Pure Noninterventionism: People should be free to move about as they please for the reasons they choose. Government agencies should not photograph them in the nude, ogle, harass, hassle, grope or molest them in airports, seaports, rail stations, or road checkpoints. The same is true whether they are going to South Carolina or South Korea. If the mode of transportation is privately owned, the owner should make the decisions, whether he is driving himself across town, or flying his customers across the ocean. This means deciding who and what are allowed aboard, as well as the destinations.

Pure Interventionism: It is dangerous to let people move about unchecked.

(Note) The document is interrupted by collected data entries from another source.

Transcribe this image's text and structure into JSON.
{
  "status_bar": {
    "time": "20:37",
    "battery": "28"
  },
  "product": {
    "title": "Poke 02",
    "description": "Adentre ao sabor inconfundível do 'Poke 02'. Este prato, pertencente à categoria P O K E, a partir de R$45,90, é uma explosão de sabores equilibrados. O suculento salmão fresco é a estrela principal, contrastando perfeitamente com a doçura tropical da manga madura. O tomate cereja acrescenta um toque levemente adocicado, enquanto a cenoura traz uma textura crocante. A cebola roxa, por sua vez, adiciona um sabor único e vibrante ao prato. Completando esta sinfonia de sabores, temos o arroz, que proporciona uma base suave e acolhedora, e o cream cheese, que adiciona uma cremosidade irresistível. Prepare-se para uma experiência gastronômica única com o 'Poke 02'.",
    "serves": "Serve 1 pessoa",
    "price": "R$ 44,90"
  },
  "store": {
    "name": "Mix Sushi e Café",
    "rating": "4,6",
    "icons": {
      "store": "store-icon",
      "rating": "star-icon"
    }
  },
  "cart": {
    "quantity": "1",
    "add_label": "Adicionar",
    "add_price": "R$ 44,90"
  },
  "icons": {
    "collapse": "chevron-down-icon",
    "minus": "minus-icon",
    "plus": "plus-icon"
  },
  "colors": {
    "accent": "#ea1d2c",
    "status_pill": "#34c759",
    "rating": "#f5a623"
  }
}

Government agencies should be vigilant and take action in any way they can to prevent all possible risks. Even people not in some way associated with terrorist organizations should be considered a threat. Better safe than sorry. If they are flying from Milwaukee to Denver, they should be scanned or pat down. If they are US citizens driving back into this country from Canada or Mexico, they should have a passport, even if it was not required to enter those countries. If they are flying to nations harboring terrorists, they should be put on a watch list. If their name happens to be the same as someone’s on a no-fly list, they should not be allowed to catch their flight until they are cleared. If they refuse to submit to lawful orders, even ones that might not be necessary or fair, they should be arrested or grounded. Businessmen and corporations should have special licenses to do business with or within nations such as Iran.

With emigration just as with travel policies, it should be clear that the two positions with the most similarities are Isolationism and Interventionism, which both seek to curtail the natural right to mobility for security reasons that are blown out of proportion, instead of looking for a solution that is not only more effective (because it is more discriminating), but upholds individual freedom. Noninterventionism, however, looks the right to protect one’s property and the right to self-defense in questions of security, such that all people are free to choose which risks or precautions they take without inflicting those inconveniences on others.